Zero Perturbation

This shows a Zero Constellation for a Binary MOXZ signal with K=6 Conjugate-reciprocal zero pairs on circles (black) with radii R=1.225 and 1/R=0.816 under an additive noise perturbation. The more red the color, the higher the noise power. Numerating the bit order from the positive real-axis counter-clockwise, this transmit constellation corresponds to the data-message [1 0 0 0 0 0]. The right picture shows the same 6 transmit zeros observed in a random channel of length L=4, resulting in 3 (red) channel zeros. In this case, the DiZeT (Direct Zero Testing) decoder or a root finding decoder would decode the transmit message error-free.

Physical Layer Security

The animation shows the zeros of random BMOXZ signals for K=33 conjugated-reciprocal zero-pairs (blue circles).
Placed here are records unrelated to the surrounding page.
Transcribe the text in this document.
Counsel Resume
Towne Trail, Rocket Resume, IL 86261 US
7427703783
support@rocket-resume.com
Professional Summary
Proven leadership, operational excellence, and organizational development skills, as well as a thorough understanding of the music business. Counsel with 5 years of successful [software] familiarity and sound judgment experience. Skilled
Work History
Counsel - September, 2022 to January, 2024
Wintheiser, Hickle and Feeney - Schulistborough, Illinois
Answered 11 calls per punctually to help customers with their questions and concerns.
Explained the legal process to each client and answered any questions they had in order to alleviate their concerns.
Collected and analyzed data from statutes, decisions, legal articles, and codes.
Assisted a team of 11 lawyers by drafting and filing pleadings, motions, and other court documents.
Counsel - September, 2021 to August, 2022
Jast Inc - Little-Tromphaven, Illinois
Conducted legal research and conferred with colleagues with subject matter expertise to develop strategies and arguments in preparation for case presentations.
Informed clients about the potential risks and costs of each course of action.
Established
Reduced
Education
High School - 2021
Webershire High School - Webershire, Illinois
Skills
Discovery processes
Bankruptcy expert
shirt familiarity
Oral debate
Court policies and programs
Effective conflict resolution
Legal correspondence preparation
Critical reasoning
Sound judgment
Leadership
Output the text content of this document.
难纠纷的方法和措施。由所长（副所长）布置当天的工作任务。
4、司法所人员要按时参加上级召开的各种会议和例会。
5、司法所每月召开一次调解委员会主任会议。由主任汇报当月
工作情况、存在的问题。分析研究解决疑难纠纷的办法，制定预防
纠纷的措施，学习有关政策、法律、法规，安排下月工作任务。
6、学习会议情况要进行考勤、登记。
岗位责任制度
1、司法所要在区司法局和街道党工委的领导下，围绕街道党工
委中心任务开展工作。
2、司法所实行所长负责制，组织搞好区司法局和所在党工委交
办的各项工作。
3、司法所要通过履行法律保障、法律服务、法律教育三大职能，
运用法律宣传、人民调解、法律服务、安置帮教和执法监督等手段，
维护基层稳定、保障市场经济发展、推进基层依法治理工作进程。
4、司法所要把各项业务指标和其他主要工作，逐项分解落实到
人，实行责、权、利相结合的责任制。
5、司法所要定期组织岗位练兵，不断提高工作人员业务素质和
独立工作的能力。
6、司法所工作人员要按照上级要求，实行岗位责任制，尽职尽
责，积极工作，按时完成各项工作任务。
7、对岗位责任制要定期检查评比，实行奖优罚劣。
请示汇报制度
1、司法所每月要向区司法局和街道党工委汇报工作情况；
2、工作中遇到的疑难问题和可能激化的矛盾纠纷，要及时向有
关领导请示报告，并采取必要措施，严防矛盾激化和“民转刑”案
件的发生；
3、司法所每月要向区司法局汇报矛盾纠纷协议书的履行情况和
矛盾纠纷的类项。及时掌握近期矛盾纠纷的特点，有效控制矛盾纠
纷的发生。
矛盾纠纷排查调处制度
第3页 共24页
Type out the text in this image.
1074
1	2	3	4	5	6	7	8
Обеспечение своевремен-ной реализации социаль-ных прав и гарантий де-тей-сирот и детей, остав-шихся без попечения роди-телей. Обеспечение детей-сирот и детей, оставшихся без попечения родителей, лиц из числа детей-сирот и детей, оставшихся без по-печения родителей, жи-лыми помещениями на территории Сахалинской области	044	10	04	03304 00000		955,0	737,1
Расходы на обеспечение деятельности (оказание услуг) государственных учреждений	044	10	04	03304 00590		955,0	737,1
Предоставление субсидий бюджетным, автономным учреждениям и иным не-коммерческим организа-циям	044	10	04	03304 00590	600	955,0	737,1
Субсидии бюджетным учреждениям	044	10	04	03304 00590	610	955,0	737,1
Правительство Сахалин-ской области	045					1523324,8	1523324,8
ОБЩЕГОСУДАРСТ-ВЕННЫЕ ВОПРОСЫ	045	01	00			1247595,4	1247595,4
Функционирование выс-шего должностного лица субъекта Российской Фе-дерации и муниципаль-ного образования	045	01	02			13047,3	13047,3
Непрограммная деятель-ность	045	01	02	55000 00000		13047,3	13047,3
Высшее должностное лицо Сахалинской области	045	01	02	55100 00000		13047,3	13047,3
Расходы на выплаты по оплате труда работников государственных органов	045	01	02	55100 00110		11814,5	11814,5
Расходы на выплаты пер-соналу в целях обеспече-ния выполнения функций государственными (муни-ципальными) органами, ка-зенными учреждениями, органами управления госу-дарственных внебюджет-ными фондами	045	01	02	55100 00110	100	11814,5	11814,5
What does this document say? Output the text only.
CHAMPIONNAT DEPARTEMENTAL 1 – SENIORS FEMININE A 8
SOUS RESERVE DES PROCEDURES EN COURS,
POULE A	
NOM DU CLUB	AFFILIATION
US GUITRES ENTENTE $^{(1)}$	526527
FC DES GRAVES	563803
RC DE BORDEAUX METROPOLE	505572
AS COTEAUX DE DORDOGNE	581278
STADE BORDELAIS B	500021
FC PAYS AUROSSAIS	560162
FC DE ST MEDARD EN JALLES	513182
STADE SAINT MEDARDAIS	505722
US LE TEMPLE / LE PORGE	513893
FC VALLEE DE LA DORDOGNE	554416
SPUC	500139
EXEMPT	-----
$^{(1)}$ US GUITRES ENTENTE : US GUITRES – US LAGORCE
The actual transmitted zeros are the filled blue circles. The red squares are the received noisy zeros in the presence of an i.i.d Channel impulse response of length L=16, generating 15 random channel zeros. In this case, we changed the zero-constellations by phase and radii, such that it looks like a random zero-codebook, which makes it harder to identify the constellation/modulation scheme. The constellation alternation can be seen as a secret analog physical layer code. Without this code it is impossible to identify the data zero neither it is possible to separate the data zeros from the channel, which gives BMOXZ an intrinsic physical layer security.